Garanti Bankası’nın bünyesinde faaliyet gösteren Osmanlı Bankası Müzesi’ndeki "Karadeniz: Seyr-i Türkiye" belgeselini izlerken insanın hayalinde bunlar canlanıyor. Türkiye’nin ‘kendini tanıtma’ çabasına farklı bir bakış açısı getirecek iki önemli proje sergileniyor müze binasında. Biri "Karadeniz: Seyr-i Türkiye" belgeseli, Atatürk’ün isteğiyle Türkiye’yi Avrupa’ya tanıtmak amacıyla Avrupa limanlarını dolaşan seyyar sergi gemisi  Karadeniz"in maceralarını anlatıyor. Ötekisi, yani "Ulusu Tasarlamak: 1920’ler ve 1930’larda Avrupa Devletleri" sergisi ise, Karadeniz gemisinin rotasındaki Avrupa ülkelerinde, o dönemdeki siyasi rejimleri gösteriyor. Garanti Bankası ve Netherlands Culture Fund’ın sponsorluğunu üstlendiği Karadeniz belgeselinin gerçekleştirilme öyküsü de ilginç.

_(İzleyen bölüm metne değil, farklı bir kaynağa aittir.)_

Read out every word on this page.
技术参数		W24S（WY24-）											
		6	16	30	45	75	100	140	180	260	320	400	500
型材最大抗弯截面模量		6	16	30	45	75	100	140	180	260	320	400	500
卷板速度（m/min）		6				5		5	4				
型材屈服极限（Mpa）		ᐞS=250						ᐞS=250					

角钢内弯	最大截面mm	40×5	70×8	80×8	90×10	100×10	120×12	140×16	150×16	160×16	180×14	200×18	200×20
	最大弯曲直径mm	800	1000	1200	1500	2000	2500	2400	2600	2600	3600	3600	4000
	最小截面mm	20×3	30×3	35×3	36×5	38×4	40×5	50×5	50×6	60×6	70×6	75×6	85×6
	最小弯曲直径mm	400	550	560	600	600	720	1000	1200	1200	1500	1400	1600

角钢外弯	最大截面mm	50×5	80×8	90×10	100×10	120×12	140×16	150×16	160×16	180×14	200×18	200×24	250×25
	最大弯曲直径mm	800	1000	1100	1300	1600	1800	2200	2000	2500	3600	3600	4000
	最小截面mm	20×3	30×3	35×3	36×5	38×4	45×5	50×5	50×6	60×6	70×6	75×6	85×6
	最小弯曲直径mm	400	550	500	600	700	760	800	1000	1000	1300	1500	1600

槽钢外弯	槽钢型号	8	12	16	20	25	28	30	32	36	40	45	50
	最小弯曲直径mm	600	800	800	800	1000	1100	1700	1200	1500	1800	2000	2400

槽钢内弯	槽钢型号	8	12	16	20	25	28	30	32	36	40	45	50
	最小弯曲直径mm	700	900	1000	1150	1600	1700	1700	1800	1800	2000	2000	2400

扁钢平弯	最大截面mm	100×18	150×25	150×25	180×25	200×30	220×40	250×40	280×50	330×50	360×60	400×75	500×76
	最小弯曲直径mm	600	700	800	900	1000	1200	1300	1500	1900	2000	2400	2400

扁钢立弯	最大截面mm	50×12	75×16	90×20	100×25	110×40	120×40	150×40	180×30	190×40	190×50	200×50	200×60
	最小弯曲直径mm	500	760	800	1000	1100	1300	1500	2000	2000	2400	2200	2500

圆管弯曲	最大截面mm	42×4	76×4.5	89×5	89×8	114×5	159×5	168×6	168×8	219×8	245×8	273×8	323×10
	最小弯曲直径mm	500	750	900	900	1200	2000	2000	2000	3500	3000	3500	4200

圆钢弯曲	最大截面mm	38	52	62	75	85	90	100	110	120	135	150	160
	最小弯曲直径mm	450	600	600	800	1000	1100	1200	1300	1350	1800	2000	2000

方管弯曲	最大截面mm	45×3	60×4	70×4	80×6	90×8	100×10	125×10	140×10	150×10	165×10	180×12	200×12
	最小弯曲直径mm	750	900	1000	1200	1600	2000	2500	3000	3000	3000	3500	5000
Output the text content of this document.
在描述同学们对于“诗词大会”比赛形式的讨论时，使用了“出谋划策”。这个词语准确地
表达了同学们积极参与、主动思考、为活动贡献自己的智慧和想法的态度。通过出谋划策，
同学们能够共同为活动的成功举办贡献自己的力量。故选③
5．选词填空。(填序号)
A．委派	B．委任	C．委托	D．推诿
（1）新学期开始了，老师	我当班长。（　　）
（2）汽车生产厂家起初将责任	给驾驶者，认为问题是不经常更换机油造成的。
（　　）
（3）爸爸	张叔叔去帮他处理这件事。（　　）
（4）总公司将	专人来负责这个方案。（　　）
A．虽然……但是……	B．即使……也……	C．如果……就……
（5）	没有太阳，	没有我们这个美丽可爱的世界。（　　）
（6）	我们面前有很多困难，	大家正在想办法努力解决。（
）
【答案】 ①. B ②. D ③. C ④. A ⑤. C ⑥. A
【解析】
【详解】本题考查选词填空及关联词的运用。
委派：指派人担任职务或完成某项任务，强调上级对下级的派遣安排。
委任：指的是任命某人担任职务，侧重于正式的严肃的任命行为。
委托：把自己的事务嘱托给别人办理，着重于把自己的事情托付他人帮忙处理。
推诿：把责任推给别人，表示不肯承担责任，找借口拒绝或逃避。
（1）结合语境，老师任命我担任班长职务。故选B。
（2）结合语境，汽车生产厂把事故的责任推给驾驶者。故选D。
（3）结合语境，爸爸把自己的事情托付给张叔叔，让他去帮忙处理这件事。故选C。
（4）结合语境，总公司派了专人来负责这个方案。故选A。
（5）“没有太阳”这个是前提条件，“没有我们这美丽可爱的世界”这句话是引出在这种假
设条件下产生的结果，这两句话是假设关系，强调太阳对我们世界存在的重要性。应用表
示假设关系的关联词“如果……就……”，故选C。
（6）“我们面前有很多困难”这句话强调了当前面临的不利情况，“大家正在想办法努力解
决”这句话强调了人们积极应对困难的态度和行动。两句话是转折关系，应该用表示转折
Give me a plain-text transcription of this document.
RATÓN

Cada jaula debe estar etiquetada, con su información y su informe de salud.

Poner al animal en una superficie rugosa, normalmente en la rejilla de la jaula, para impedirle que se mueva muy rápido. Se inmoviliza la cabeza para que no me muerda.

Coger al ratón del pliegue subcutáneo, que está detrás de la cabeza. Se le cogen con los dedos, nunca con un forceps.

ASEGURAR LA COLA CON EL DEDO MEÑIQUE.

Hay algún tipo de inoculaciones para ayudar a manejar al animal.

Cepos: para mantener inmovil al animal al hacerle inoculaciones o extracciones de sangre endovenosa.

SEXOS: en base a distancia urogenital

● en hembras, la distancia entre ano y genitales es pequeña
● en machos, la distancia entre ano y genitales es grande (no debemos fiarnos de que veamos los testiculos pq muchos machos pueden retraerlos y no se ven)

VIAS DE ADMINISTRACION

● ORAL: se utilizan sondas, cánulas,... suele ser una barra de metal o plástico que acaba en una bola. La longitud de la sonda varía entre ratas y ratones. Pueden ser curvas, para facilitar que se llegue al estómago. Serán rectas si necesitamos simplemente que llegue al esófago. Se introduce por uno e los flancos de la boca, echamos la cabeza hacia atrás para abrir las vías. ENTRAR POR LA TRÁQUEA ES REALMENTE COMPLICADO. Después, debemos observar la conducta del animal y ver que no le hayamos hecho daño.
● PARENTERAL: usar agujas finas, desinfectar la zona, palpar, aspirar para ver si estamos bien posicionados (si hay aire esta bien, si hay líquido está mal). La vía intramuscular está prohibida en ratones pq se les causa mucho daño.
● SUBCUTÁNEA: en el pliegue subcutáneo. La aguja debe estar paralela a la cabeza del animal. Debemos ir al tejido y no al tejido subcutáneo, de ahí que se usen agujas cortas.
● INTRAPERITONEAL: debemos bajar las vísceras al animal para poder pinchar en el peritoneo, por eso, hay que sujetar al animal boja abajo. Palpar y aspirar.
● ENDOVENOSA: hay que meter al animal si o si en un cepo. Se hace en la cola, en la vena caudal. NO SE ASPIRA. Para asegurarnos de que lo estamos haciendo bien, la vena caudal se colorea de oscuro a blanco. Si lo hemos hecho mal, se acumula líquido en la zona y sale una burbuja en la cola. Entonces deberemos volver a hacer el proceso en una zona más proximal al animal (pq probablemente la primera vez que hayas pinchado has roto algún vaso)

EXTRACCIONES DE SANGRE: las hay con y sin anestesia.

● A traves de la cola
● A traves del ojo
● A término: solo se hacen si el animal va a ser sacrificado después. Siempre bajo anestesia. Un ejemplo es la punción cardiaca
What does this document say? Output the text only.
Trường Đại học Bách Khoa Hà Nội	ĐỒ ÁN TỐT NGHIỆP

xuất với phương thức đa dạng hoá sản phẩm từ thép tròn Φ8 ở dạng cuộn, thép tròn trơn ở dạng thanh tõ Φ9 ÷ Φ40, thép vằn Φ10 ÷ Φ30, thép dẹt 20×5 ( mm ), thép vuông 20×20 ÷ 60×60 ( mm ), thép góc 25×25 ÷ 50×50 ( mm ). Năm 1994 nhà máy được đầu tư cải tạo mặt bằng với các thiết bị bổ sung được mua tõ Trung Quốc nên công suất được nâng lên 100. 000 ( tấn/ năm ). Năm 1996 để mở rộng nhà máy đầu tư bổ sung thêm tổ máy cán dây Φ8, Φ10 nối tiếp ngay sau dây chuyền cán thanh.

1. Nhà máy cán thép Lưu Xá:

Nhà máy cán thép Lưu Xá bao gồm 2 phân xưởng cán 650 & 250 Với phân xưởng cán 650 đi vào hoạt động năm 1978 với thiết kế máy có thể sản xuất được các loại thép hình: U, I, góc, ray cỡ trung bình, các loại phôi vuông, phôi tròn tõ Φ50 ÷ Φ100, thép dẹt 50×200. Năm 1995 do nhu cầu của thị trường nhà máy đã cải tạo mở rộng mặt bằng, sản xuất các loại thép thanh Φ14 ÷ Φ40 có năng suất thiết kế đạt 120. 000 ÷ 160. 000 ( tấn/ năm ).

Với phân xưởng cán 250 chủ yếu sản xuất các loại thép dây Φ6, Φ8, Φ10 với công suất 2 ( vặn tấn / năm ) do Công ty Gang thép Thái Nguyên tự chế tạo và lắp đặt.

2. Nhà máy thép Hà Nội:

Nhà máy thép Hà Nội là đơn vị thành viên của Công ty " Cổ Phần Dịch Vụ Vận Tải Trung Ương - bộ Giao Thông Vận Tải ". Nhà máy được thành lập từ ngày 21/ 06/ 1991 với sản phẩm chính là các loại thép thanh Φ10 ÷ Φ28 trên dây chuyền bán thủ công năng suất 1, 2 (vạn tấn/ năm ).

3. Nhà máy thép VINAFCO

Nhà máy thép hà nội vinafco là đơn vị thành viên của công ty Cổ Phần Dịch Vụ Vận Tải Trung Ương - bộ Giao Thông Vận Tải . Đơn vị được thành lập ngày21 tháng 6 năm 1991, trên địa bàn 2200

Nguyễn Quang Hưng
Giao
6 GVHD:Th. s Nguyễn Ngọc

Hollanda’daki Fatusch firmasında çalışan araştırmacı Eray Ergeç, gazete arşivlerini tararken, 1926 yılında Hollanda’ya gelen bir Türk sergi gemisinin haberini görmüş. Haber, Atatürk’ün isteğiyle, genç Türkiye Cumhuriyeti’ni tanıtmak amacıyla Avrupa limanlarını dolaşan seyyar sergi gemisi Karadeniz’in, Amsterdam limanına gelişini anlatıyormuş. Bu pek bilinmeyen tarihi olayın araştırılmasına zamanla Ankara Üniversitesi İletişim  Fakültesi’nden Prof. Dr. Bülent Çaplı da katılmış. İki yıl kadar süren çalışmalar sonunda, Karadeniz gemisinin Avrupa limanlarındaki ziyaretlerini gösteren görüntü, fotoğraf ve belgelere ulaşılmış ve hazırlanan belgeselle belki de tarihin tozlu arşivinde kaybolup gidecek olan bu olay gün ışığına çıkarılmış.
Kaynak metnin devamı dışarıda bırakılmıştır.